The major opportunity is in the third world. India and China already produce aids drugs in violation of U.S. patents and with no interference from the FDA. They can produce raw oxyphenbutazone powder by the ton as if it were an industrial chemical without permission from the FDA. Third-world countries can press it into tabs or capsules also without FDA involvement.
So why pressure the FDA? I would not want moral responsibility for the additional ADRs suffered by U.S. consumers and do not need to do so in order to achieve the same third-world result.
Absent such FDA pressure, researchers will produce a modified drug that provides the benefits without the ADRs. It will be patented and cost more initially but will be prescribed only in first-world countries that can afford it. It will eventually go off patent as oxyphenbutazone did and benefit the third world with no monetary investment from them.
Hi, Celiac help may get rid of HIV and TB. No gluten/dairy/soy/sugar and taking vitamins/good oils and LDN may help the immune system. Painkillers may lower the immune system. LDN doesn’t hurt…only help…but I need to drink more water. LDN is cheap…maybe $1 a day.
If I had TB, I would put 10ml of Mesosilver in a nebulizer and inhale it. It kills ALL viruses, bacteria, molds, and fungi (100.0%) within 6 minutes of making contact. Of the 38 brands, only 2 are medically effective (Mesosilver is the most effective (5x more than the second one)). Some of the impostures will turn your skin permanently gray. See http://www.silver-colloids.com/Reports for test results.
Keep up the good work ! We need someone getting intell about these issues.

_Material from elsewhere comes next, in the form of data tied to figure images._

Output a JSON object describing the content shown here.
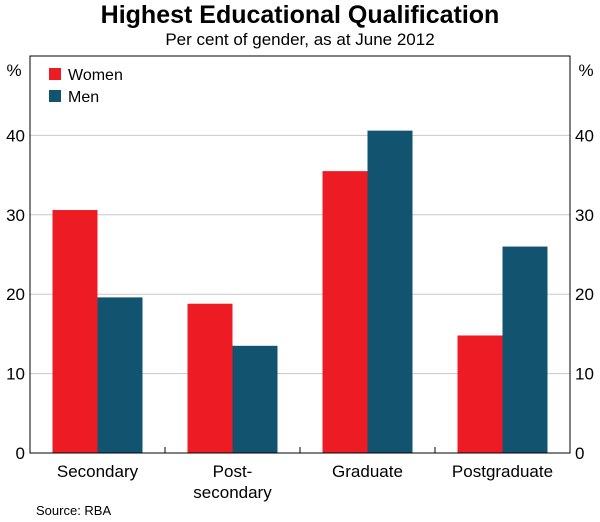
{
  "chart_data": {
    "type": "bar",
    "title": "Highest Educational Qualification",
    "subtitle": "Per cent of gender, as at June 2012",
    "ylabel_left": "%",
    "ylabel_right": "%",
    "ylim": [
      0,
      50
    ],
    "yticks": [
      0,
      10,
      20,
      30,
      40
    ],
    "categories": [
      [
        "Secondary"
      ],
      [
        "Post-",
        "secondary"
      ],
      [
        "Graduate"
      ],
      [
        "Postgraduate"
      ]
    ],
    "series": [
      {
        "name": "Women",
        "color": "#ed1c24",
        "values": [
          30.6,
          18.8,
          35.5,
          14.8
        ]
      },
      {
        "name": "Men",
        "color": "#12536f",
        "values": [
          19.6,
          13.5,
          40.6,
          26.0
        ]
      }
    ],
    "legend_position": "top-left",
    "grid": true,
    "source": "Source: RBA"
  }
}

Please take good care of yourselves as you are a minority. Big Pharma was
a and is not liking competion.
Dear ANH;
Anacardic compounds in cashew pears and raw cashew nuts are very lethal to gram positive bacteria. Therefore it is possible that they would prove useful against tuberculosis since tuberculosis is said to be related to gram positive bacteria. You may see a discussion of their successful use against tooth abscess bacteria in http://charles_w.tripod.com/tooth.html . Perhaps you could use your influence to get what would be an easy, safe experiment performed using cashew nuts, cashew pears, or mango fruit. Anacardic acids could even possibly be used to see if they add to the potency of other medicines.
Sincerely, Charles Weber
I thought the oath was, “FIRST DO NO HARM!?” Blocking this EFFECTIVE drug because it doesn’t generate enough PROFITS???????? Sounds to me like this is just another case of letting the fox watch the henhouse!
Decompession chamber – 100% O2 @ 3 atmospheres (45PSI) for 72 hours.
The FDA bows to only one master. Corporate America. The people be damn
http://www.change.org/petitions/it-is-time-americans-take-back-the-constitutional-rights-that-our-founding-fathers-work-so-hard-for
“One in ten cases of TB is drug-resistant, it’s second only to HIV as the leading infectious killer of adults worldwide”
But HIV is not infectious or why would the CDC have removed it from conditions that disallow people to visit the USA?
Even the HIV tests come with the advice that they are not intended to indicate infection, although the test providers don’t let the people see the insert that says so. AIDS may kill people, but HIV does not. In fact, in Africa, TB and other diseases are the killers, not HIV.
See OMSJ.org and Henry Bauer’s blogs and book, “The Origins, Persistence and Failures of the HIV/AIDS Theory”.